The enterprise telephony market regained some of its lost momentum in the closing months of 2005, with fast sales of IP-based systems lifting the overall growth rate in the Europe, Middle East and Africa (EMEA) region.
Market data from high-tech analyst group Canalys Research shows that the anaemic early-year growth rate of 1.9% increased to 6.3% in the fourth quarter when 5.8 million customer premises equipment lines were shipped. Overall, in 2005, shipments grew by 4% to 21 million lines, although that represented a deceleration from the 7.1% annual growth recorded in 2004.
The slower pace resulted from weakness in several Western European markets, notably Belgium, France, Italy and Sweden, where shipments fell by 6% over the year.
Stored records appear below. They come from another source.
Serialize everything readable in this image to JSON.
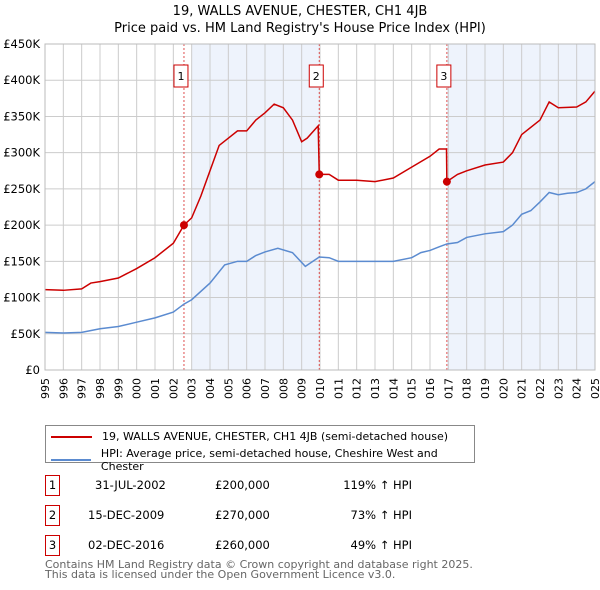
{
  "chart_data": {
    "type": "line",
    "title": "19, WALLS AVENUE, CHESTER, CH1 4JB",
    "subtitle": "Price paid vs. HM Land Registry's House Price Index (HPI)",
    "xlim": [
      1995,
      2025
    ],
    "ylim": [
      0,
      450000
    ],
    "x_ticks": [
      "1995",
      "1996",
      "1997",
      "1998",
      "1999",
      "2000",
      "2001",
      "2002",
      "2003",
      "2004",
      "2005",
      "2006",
      "2007",
      "2008",
      "2009",
      "2010",
      "2011",
      "2012",
      "2013",
      "2014",
      "2015",
      "2016",
      "2017",
      "2018",
      "2019",
      "2020",
      "2021",
      "2022",
      "2023",
      "2024",
      "2025"
    ],
    "y_ticks": [
      {
        "v": 0,
        "l": "£0"
      },
      {
        "v": 50000,
        "l": "£50K"
      },
      {
        "v": 100000,
        "l": "£100K"
      },
      {
        "v": 150000,
        "l": "£150K"
      },
      {
        "v": 200000,
        "l": "£200K"
      },
      {
        "v": 250000,
        "l": "£250K"
      },
      {
        "v": 300000,
        "l": "£300K"
      },
      {
        "v": 350000,
        "l": "£350K"
      },
      {
        "v": 400000,
        "l": "£400K"
      },
      {
        "v": 450000,
        "l": "£450K"
      }
    ],
    "grid": true,
    "series": [
      {
        "name": "19, WALLS AVENUE, CHESTER, CH1 4JB (semi-detached house)",
        "color": "#cc0000",
        "x": [
          1995,
          1996,
          1997,
          1997.5,
          1998,
          1999,
          2000,
          2001,
          2002,
          2002.58,
          2003,
          2003.5,
          2004,
          2004.5,
          2005,
          2005.5,
          2006,
          2006.5,
          2007,
          2007.5,
          2008,
          2008.5,
          2009,
          2009.3,
          2009.9,
          2009.96,
          2010.5,
          2011,
          2012,
          2013,
          2014,
          2015,
          2016,
          2016.5,
          2016.9,
          2016.92,
          2017.5,
          2018,
          2019,
          2020,
          2020.5,
          2021,
          2022,
          2022.5,
          2023,
          2024,
          2024.5,
          2025
        ],
        "y": [
          111000,
          110000,
          112000,
          120000,
          122000,
          127000,
          140000,
          155000,
          175000,
          200000,
          210000,
          240000,
          275000,
          310000,
          320000,
          330000,
          330000,
          345000,
          355000,
          367000,
          362000,
          345000,
          315000,
          320000,
          337000,
          270000,
          270000,
          262000,
          262000,
          260000,
          265000,
          280000,
          295000,
          305000,
          305000,
          260000,
          270000,
          275000,
          283000,
          287000,
          300000,
          325000,
          345000,
          370000,
          362000,
          363000,
          370000,
          385000
        ]
      },
      {
        "name": "HPI: Average price, semi-detached house, Cheshire West and Chester",
        "color": "#5b8bd0",
        "x": [
          1995,
          1996,
          1997,
          1998,
          1999,
          2000,
          2001,
          2002,
          2002.58,
          2003,
          2004,
          2004.8,
          2005.5,
          2006,
          2006.5,
          2007,
          2007.7,
          2008.5,
          2009.2,
          2009.96,
          2010.5,
          2011,
          2012,
          2013,
          2014,
          2015,
          2015.5,
          2016,
          2016.5,
          2016.92,
          2017.5,
          2018,
          2019,
          2020,
          2020.5,
          2021,
          2021.5,
          2022,
          2022.5,
          2023,
          2023.5,
          2024,
          2024.5,
          2025
        ],
        "y": [
          52000,
          51000,
          52000,
          57000,
          60000,
          66000,
          72000,
          80000,
          91000,
          97000,
          120000,
          145000,
          150000,
          150000,
          158000,
          163000,
          168000,
          162000,
          143000,
          156000,
          155000,
          150000,
          150000,
          150000,
          150000,
          155000,
          162000,
          165000,
          170000,
          174000,
          176000,
          183000,
          188000,
          191000,
          200000,
          215000,
          220000,
          232000,
          245000,
          242000,
          244000,
          245000,
          250000,
          260000
        ]
      }
    ],
    "sales": [
      {
        "id": "1",
        "x": 2002.58,
        "y": 200000,
        "date": "31-JUL-2002",
        "price": "£200,000",
        "hpi": "119% ↑ HPI"
      },
      {
        "id": "2",
        "x": 2009.96,
        "y": 270000,
        "date": "15-DEC-2009",
        "price": "£270,000",
        "hpi": "73% ↑ HPI"
      },
      {
        "id": "3",
        "x": 2016.92,
        "y": 260000,
        "date": "02-DEC-2016",
        "price": "£260,000",
        "hpi": "49% ↑ HPI"
      }
    ],
    "shaded": [
      [
        2003,
        2009.96
      ],
      [
        2016.92,
        2025
      ]
    ],
    "legend_position": "bottom"
  },
  "footer": {
    "line1": "Contains HM Land Registry data © Crown copyright and database right 2025.",
    "line2": "This data is licensed under the Open Government Licence v3.0."
  }
}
In contrast, sales in Russia, the Middle East and Africa rose at more than 20% annually.
While the demand for IP (Internet protocol) lines is on the increase – 54% more were shipped in the last quarter of 2005 compared to a year earlier – they still account for just 19% of the total lines shipped.
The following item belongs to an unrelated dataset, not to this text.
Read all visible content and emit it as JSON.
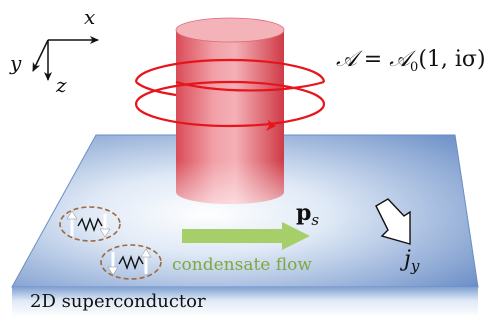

The shift to IP has influenced a reshuffle in market leadership positions in the fourth quarter. Alcatel (soon to merge with Lucent) displaced Siemens to lead the market with a 17.1% share.
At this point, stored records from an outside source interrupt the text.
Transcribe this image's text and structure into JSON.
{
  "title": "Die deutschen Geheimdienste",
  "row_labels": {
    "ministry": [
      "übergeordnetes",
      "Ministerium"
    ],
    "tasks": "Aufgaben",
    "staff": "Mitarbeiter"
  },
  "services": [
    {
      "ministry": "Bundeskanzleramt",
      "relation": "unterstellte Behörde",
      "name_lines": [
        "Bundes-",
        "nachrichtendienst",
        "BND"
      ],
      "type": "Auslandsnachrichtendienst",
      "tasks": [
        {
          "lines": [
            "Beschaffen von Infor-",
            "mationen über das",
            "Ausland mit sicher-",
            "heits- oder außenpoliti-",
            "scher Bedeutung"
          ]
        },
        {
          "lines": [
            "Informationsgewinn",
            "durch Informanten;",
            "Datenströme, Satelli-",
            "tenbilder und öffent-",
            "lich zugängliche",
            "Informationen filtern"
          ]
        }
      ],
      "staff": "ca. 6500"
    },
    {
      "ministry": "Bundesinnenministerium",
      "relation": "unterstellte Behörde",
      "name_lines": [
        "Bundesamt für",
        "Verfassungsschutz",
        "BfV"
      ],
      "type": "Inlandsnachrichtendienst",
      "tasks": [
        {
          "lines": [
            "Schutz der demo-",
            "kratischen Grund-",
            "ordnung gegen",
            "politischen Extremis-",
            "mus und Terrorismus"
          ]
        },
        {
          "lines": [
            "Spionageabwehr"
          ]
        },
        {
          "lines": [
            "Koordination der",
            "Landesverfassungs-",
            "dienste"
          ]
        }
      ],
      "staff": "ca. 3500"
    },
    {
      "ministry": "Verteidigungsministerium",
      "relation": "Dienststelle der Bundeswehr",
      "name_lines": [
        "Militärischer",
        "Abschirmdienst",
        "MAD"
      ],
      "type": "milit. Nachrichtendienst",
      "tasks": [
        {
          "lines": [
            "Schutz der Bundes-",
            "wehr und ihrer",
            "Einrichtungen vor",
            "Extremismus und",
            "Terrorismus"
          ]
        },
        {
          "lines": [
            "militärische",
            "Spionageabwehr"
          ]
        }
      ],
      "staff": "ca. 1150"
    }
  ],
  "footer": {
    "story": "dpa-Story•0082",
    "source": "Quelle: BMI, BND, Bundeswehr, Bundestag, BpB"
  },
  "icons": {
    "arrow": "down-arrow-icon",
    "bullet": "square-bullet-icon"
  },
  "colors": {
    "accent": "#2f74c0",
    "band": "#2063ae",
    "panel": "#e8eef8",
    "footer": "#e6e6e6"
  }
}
The gap between these and the ‘second tier’ may still be substantial, but it is closing fast: Alcatel and Siemens grew 1.7% and 3.3% respectively in the quarter, while rivals Nortel and Aastra boasted shipment growth of 24.4% and 28.9%. That gave Nortel a 10.6% share and Aastra 10.2%, and put further distance between them and Avaya, whose market share slipped to 8.7%.